Chłopaki!

Lilypie Fifth Birthday tickers Lilypie First Birthday tickers

Thursday, 4 December 2014

Dino żarł. I pływał.

Wśród szerokich zainteresowań Dżuniora dość istotne miejsce zaczęły ostatnio zajmować dinozaury. Zadowoleni z faktu że nie musimy dyndać do sklepu po kolejną lokomotywę, drogą kupna nabyliśmy ostatnio trzy słusznej postury dinusie, które to gadziny od przeszło tygodnia jeżdzą w bagażniku samochodu radośnie oczekując na szóstego grudnia. Gwoli ścisłości dodam że jeżdzą dwa, gdyż Dżuniorowy tatuś nie wytrzymał napięcia i jednego zwierza przyniósł od razu do domu - wywołując żywy alpauz potomka. 
Panicz otoczył dinozaura czułą opieką. Me matczyne serce krwawi, bo choć do całuska młody robi dzióbek już od jakiegoś czasu, to buziaka z głośnym charakterystycznym cmoknięciem jako pierwszy otrzymał dinozaur. Potem dopiero ja się doprosiłam tej nowej sztuczki ;P
Wikt i opierunek również się należy....


...zdrowo, gad jabłuszkiem jest karmiony....

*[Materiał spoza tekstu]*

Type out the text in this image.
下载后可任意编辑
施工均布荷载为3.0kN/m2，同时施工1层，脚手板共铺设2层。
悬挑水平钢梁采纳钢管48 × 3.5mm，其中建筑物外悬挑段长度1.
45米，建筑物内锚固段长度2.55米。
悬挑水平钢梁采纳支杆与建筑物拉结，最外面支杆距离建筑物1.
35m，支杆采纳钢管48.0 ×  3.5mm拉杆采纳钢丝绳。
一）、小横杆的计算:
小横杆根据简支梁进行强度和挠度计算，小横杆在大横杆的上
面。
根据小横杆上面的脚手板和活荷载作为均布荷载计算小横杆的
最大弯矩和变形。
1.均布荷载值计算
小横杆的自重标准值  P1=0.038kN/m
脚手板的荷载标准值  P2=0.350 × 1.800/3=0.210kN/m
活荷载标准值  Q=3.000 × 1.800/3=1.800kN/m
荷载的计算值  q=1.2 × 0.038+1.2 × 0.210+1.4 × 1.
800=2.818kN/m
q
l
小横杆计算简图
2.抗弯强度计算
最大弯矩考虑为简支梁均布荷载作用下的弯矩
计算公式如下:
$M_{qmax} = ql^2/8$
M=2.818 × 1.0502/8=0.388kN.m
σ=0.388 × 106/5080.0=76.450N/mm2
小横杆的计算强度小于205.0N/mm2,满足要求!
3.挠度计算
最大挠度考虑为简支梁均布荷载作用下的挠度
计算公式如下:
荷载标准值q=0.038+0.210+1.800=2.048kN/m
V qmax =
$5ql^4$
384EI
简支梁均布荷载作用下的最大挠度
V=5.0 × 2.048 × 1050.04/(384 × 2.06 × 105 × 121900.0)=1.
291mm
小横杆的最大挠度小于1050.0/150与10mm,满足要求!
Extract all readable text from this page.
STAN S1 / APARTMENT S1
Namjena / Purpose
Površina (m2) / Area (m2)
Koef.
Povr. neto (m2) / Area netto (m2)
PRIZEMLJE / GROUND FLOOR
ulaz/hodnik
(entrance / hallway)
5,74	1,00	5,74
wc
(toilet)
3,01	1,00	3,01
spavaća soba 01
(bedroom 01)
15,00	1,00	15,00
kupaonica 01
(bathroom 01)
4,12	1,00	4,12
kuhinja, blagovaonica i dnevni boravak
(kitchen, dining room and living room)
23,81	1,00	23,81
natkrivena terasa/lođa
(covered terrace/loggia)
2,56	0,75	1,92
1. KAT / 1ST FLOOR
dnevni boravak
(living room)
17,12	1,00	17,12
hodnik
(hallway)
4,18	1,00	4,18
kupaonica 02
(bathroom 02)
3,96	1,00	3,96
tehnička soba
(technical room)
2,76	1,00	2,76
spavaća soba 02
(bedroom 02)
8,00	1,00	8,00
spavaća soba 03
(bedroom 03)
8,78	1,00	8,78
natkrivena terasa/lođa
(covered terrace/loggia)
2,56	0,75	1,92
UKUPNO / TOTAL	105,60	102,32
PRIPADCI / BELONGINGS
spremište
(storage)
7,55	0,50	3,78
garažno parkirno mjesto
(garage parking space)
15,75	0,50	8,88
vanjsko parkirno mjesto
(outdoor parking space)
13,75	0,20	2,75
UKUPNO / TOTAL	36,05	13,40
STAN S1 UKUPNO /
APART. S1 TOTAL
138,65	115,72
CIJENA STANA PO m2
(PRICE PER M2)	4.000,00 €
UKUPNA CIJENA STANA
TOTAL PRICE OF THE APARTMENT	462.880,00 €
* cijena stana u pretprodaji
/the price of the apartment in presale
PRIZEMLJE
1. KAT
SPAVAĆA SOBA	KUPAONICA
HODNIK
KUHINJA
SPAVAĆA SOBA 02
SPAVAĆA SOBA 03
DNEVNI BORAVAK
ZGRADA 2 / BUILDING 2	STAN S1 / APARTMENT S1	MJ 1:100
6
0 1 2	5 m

Ale najpiekniejsze widoki mam w łazience. Panicz od pewnego czasu dość niechętnie reaguje na hasło kąpiel, przypuszczam że problem w wiekszości wynika z żywiołowej niechęci dziecka do mycia włosów. Ostatnio przed każdą kąpielą dochodziło do burzliwych negocjacji. I tu, muszę przyznać, dinozaur pomógł znacznie. Młody capie dina za ogon, idzie na górę, wrzuca go do wanny i pozwala na przygotowanie kąpieli zwierzowi. No a skoro zwierz zażywa uroku pianki, to tak przy okazji...... Dżunior czuje się też zobligowany do starannego wymycia gadzinie boczków, brzuszka, i buzi - z resztek jabłuszka.. Widząc te zabiegi można nieźle kwiknąć, co też zazwyczaj czynię. 
Od soboty opieką zostaną otoczeni pozostali koledzy z bagażnika, aż jestem ciekawa jak młody tatuś poradzi sobie z trójeczką ;)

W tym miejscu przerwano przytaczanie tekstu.